Upperman highlighted several tools that PDRTC developed with the support of HPP to help foster competency in disaster response. The first is a prototype disaster preparedness logistics tool for pediatric emergency decision support (Neches et al., 2009). The software was designed for hospitals in Los Angeles County to use to begin thinking about their specific plans based on their specific needs. They could, for example, enter a zip code in Los Angeles County into the system and learn, based on available census data, how many children live in that zone and what might be the expected impact to the neighborhood during an earthquake.
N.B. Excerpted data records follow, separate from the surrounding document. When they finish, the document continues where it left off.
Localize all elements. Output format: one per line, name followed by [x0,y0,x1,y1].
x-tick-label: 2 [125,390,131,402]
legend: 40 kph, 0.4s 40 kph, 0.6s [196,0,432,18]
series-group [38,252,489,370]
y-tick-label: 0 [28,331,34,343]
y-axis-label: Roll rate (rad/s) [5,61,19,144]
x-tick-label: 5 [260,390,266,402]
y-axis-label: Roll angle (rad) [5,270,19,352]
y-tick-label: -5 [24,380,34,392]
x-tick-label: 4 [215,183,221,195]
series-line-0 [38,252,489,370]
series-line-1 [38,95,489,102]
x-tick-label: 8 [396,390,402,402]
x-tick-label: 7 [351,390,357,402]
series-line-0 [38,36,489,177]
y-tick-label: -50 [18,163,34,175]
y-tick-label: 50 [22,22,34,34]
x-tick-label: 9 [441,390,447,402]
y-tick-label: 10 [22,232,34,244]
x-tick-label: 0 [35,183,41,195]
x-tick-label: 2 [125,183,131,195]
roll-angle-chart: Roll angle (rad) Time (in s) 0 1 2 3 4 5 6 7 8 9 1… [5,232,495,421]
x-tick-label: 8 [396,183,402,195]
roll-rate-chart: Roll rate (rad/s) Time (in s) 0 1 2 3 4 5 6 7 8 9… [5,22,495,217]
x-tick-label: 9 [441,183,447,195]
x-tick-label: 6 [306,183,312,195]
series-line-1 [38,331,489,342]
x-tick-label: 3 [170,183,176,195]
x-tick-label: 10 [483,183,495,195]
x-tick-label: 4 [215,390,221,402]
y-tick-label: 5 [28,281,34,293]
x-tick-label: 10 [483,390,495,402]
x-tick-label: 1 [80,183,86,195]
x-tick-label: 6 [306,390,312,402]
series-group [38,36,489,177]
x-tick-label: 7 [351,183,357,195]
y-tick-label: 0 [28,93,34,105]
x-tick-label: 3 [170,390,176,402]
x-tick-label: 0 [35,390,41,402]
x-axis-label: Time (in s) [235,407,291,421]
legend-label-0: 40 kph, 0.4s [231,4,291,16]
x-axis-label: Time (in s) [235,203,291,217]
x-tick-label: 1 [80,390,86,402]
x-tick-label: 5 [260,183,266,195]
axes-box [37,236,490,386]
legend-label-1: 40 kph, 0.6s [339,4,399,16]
A novel approach to education is games which allow people to practice what they have learned. Working with the University of Southern California Games Institute, PDRTC developed an online game, Surge World, to give health care workers practice in triage, resource management, and preparedness planning.7 Another example described by Upperman was the “Disaster Olympix,” an interactive drill to foster communication, collaboration, and leadership (Goodhue et al., 2010).8 Fire teams, engineers, pediatricians, nurses, and others at Children’s Hospital Los Angeles participated in competitive events testing their knowledge, skills, and abilities to respond to disaster situations. Finally, Upperman described a tri-hospital drill using technology, including robots and telemedicine, to facilitate triage and treatment consultation by offsite pediatric specialists (Burke et al., 2012).9 In closing, Upperman
urged participants to lead, innovate, and evaluate. Thinking about the specific needs of children and families in shelter situations prior to an emergency, and utilizing and encouraging best practices from other cities, can continually improve both the mass care operations and surge capacity at area hospitals that may not typically care for children.